Step 3: $\mathcal{F}$ is closed under multiplication. Let $f_1, f_2 \in \mathcal{F}$ be functions parameterized by $(d_1, \rho_1, \phi_1)$ and $(d_2, \rho_2, \phi_2)$ respectively. We define $\phi: X \to \mathbb{R}^{d_1 + d_2}$ by $\phi(x) = (\phi_1(x), \phi_2(x))$ and $\rho: \mathbb{R}^{d_1 + d_2} \to \mathbb{R}$ by $\rho(x) = \rho_1(x^{(1)}) \cdot \rho_2(x^{(2)})$. Let $f$ be the function parameterized by $(d_1 + d_2, \rho, \phi)$. Then
\[\begin{aligned} f(x_1, \cdots, x_n) &= \rho\left(\sum_{i=1}^n \phi(x_i)\right)\\ &= \rho\left(\sum_{i=1}^n \phi_1(x_i), \sum_{i=1}^n \phi_2(x_i)\right)\\ &= \rho_1\left(\sum_{i=1}^n \phi_1(x_i)\right) \cdot \rho_2\left(\sum_{i=1}^n \phi_2(x_i)\right)\\ &= f_1(x_1, \cdots, x_n) \cdot f_2(x_1, \cdots, x_n). \end{aligned}\]So $f_1 f_2 \in \mathcal{F}$.

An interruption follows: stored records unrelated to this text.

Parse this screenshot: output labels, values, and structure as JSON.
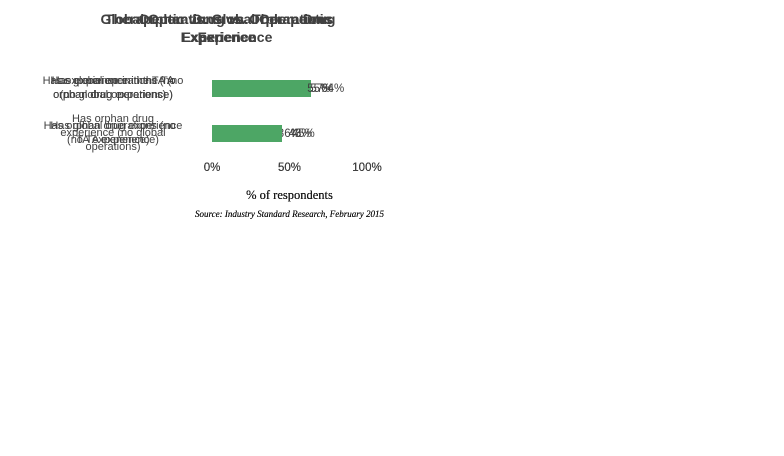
{
  "colors": {
    "bar_green": "#4DA665",
    "text_dark": "#404040",
    "background": "#ffffff"
  },
  "chart_data": [
    {
      "type": "bar",
      "orientation": "horizontal",
      "title": "Orphan Drug vs. Therapeutic\nExperience",
      "categories": [
        "Has experience in the TA (no\norphan drug experience)",
        "Has orphan drug experience\n(no TA experience)"
      ],
      "values": [
        57,
        43
      ],
      "value_labels": [
        "57%",
        "43%"
      ],
      "xlim": [
        0,
        100
      ],
      "xticks": [
        "0%",
        "50%",
        "100%"
      ],
      "xlabel": "% of respondents",
      "source": "Source: Industry Standard Research, February 2015",
      "grid": false,
      "legend": false
    },
    {
      "type": "bar",
      "orientation": "horizontal",
      "title": "Therapeutic vs. Global Operations\nExperience",
      "categories": [
        "Has experience in the TA\n(no global operations)",
        "Has global operations (no\nTA experience)"
      ],
      "values": [
        64,
        36
      ],
      "value_labels": [
        "64%",
        "36%"
      ],
      "xlim": [
        0,
        100
      ],
      "xticks": [
        "0%",
        "50%",
        "100%"
      ],
      "xlabel": "% of respondents",
      "source": "Source: Industry Standard Research, February 2015",
      "grid": false,
      "legend": false
    },
    {
      "type": "bar",
      "orientation": "horizontal",
      "title": "Global Operations vs. Orphan Drug\nExperience",
      "categories": [
        "Has global operations (no\norphan drug experience)",
        "Has orphan drug\nexperience (no global\noperations)"
      ],
      "values": [
        55,
        45
      ],
      "value_labels": [
        "55%",
        "45%"
      ],
      "xlim": [
        0,
        100
      ],
      "xticks": [
        "0%",
        "50%",
        "100%"
      ],
      "xlabel": "% of respondents",
      "source": "Source: Industry Standard Research, February 2015",
      "grid": false,
      "legend": false
    }
  ]
}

Step 4: $\mathcal{F}$ separates points. Let $\{x_1, \cdots, x_n\}, \{y_1, \cdots, y_n\} \in X^n/S_n$ be distinct. Then there exists $z \in X$ such that
\[|\{i \in [n]: x_i = z\}| \neq |\{i \in [n]: y_i = z\}|.\]Let $E = \{x_1, \cdots, x_n, y_1, \cdots, y_n\} \setminus \{z\}$. Since $E$ and $\{z\}$ are disjoint finite sets, by Urysohn’s lemma there exists $\phi: X \to \mathbb{R}$ such that $\phi(z) = 1$ and $\phi(p) = 0$ for all $p \in E$. Let $\rho: \mathbb{R} \to \mathbb{R}$ be the identity function. Then
\[\begin{aligned} \rho\left(\sum_{i=1}^n \phi(x_i)\right) &= |\{i \in [n]: x_i = z\}|\\ &\neq |\{i \in [n]: y_i = z\}|\\ &= \rho\left(\sum_{i=1}^n \phi(y_i)\right). \end{aligned}\]So we have found a function in $\mathcal{F}$ which separates $x_1, \cdots, x_n$ from $y_1, \cdots, y_n$.
Thus, by Stone-Weierstrass, $\mathcal{F}$ is dense in $C(X^n/S_n)$, so every permutation-invariant function $X^n \to \mathbb{R}$, there exists a deep set arbitrarily close to it.